Neben den üblichen Gnome-Anwendungen bringt Fedora 25 unter anderem LibreOffice 5.2.3 und Firefox 49 mit. Für Entwickler liefert der Distributor neben Docker 1.12 erstmals einen Rust-Compiler für Mozillas Programmiersprache. Ferner stehen Node.js 6.9.1, Ruby on Rails 5.0, Go 1.7, PHP 7 sowie die Python-Versionen 2.6, 2.7, 3.3, 3.4 und 3.5 zur Verfügung. Zudem unterstützt Fedora jetzt Unicode 9.0.

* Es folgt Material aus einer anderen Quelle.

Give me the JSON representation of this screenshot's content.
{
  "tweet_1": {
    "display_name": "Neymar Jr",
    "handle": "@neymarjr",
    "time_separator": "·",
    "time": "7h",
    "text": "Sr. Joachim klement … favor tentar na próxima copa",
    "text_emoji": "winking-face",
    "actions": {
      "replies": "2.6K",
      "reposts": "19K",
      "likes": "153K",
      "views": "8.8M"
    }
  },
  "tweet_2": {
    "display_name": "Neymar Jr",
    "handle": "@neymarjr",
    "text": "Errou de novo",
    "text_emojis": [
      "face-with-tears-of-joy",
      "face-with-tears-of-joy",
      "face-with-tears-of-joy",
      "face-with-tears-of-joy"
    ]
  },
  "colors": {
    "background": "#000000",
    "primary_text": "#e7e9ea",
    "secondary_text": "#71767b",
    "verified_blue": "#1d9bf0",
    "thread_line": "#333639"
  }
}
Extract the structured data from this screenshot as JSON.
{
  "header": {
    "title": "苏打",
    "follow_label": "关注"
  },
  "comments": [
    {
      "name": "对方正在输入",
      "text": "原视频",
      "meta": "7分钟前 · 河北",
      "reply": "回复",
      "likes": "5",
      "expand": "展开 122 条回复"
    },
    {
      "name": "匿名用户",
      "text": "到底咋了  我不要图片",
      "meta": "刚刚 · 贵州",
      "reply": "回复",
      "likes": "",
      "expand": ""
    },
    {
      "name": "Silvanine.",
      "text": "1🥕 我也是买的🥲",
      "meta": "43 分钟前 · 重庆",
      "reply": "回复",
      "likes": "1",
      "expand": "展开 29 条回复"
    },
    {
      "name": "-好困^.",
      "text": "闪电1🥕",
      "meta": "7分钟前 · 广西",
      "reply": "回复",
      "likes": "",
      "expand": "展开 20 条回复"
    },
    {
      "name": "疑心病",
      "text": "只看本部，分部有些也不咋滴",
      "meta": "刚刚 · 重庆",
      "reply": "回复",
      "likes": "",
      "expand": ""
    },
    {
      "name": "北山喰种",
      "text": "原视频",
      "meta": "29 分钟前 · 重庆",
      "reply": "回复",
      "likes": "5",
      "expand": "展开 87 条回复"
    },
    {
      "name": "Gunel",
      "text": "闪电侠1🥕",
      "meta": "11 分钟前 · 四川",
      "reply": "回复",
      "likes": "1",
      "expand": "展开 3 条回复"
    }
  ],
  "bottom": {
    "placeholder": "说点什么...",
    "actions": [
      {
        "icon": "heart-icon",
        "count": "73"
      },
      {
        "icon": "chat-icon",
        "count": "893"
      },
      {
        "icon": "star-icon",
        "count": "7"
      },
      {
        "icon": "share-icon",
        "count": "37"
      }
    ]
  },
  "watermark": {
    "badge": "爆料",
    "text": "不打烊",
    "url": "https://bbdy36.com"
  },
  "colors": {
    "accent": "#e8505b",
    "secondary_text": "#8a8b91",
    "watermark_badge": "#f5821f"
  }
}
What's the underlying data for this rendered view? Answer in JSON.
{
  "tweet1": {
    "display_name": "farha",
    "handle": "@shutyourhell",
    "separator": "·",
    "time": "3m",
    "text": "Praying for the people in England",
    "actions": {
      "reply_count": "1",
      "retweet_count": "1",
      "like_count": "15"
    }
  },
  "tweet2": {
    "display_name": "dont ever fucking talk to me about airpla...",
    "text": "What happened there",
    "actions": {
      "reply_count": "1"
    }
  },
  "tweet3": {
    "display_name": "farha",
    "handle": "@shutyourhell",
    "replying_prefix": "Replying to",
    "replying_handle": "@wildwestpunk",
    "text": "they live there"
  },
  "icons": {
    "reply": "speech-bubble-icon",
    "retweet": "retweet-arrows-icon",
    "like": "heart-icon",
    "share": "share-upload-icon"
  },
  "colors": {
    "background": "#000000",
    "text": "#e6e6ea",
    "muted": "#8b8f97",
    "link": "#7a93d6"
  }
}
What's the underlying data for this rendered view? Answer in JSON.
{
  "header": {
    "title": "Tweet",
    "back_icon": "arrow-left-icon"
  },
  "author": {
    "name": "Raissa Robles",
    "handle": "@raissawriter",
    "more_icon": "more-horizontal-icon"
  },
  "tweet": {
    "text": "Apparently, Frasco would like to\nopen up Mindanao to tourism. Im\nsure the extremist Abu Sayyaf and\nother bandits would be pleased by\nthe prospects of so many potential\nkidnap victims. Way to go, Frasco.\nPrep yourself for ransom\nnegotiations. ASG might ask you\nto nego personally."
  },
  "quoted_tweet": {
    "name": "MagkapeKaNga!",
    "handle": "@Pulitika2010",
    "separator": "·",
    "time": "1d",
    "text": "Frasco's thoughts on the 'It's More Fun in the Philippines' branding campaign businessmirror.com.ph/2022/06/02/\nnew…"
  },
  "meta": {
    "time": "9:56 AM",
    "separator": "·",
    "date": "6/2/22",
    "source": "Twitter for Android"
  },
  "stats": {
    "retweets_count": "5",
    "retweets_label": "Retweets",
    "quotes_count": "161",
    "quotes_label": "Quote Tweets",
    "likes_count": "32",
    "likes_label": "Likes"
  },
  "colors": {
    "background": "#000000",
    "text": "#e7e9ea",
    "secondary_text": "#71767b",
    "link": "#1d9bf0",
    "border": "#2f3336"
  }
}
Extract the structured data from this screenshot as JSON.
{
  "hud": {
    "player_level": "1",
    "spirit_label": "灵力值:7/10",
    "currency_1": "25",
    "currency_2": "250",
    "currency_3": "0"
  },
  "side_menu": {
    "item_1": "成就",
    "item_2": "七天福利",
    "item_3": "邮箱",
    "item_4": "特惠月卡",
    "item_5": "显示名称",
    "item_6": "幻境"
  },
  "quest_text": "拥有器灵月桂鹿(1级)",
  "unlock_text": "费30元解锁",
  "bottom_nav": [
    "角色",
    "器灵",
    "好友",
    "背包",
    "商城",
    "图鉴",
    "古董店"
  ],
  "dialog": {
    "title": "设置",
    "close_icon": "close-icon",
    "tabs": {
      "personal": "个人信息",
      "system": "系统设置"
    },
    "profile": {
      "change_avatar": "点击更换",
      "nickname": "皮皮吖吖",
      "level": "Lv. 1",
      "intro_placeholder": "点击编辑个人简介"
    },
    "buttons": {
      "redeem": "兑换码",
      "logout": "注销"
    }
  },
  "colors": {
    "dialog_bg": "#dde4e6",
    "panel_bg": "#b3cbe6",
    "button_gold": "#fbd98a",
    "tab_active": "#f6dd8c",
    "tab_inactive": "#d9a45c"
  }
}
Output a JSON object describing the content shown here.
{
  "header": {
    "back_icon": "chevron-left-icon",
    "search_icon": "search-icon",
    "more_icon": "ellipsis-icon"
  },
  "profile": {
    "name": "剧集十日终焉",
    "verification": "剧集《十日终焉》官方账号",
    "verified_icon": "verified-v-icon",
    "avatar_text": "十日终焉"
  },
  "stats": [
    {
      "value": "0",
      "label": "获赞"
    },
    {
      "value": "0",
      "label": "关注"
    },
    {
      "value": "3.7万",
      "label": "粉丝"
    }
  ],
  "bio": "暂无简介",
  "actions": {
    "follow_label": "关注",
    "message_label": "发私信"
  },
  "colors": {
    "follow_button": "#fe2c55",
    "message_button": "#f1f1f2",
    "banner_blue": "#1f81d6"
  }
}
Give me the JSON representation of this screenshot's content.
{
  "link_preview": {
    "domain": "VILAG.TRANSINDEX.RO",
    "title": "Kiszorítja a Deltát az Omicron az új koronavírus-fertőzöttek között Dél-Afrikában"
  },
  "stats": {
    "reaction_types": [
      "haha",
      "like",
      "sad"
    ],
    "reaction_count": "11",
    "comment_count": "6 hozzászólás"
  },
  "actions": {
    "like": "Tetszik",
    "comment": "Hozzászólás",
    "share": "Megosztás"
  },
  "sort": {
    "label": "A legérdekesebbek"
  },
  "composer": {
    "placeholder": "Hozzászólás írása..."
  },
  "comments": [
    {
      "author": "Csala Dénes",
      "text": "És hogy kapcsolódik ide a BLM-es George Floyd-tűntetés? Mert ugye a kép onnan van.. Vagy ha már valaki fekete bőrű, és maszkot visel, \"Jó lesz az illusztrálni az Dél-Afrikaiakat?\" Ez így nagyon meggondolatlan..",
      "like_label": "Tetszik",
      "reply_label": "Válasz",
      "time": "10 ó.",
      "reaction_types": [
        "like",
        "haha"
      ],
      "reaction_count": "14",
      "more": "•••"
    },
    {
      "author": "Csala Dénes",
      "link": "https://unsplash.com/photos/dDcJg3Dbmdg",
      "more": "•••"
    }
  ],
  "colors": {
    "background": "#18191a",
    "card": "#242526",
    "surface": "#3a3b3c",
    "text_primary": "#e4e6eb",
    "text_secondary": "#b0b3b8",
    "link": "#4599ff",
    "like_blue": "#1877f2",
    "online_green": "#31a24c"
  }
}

Ebenfalls erstmalig integriert ist Flatpak, dessen Bedienung die Macher kürzlich mit Version 0.6.13 nochmals vereinfachten [6]. Die freie Grafikbibliothek Mesa 3D schaffte es in Version 13 allerdings nicht mehr rechtzeitig in die Repositories – Fedora reicht sie später per Upgrade nach.
Für jeden etwas
Wir testeten Fedora auf realer Hardware, da sich das System in Virtualbox mit Wayland stellenweise seltsam verhielt. Das liegt vermutlich an den Treibern, die Oracle noch nicht anpasste.
Nach der Installation startet ein Wizard, der Sie durch die ersten Schritte des Setups leitet. Wer Fedora noch gar nicht kennt, dem erklärt ein kleines Video, wie er die Gnome Shell bedient, zwischen Anwendungen wechselt und weitere elementare Bedienschritte erlernt (Abbildung 3).
Im nächsten Fenster fordert der Helfer dazu auf, das System optional mit Online-Konten wie Google oder Facebook sowie Owncloud oder anderen Online-Diensten zu verbinden. Die hier angegebenen Daten übernimmt das System in die entsprechenden Anwendungen. So importiert es auf Wunsch etwa Kontakte und Kalender von Owncloud oder Google in Evolution (Abbildung 4).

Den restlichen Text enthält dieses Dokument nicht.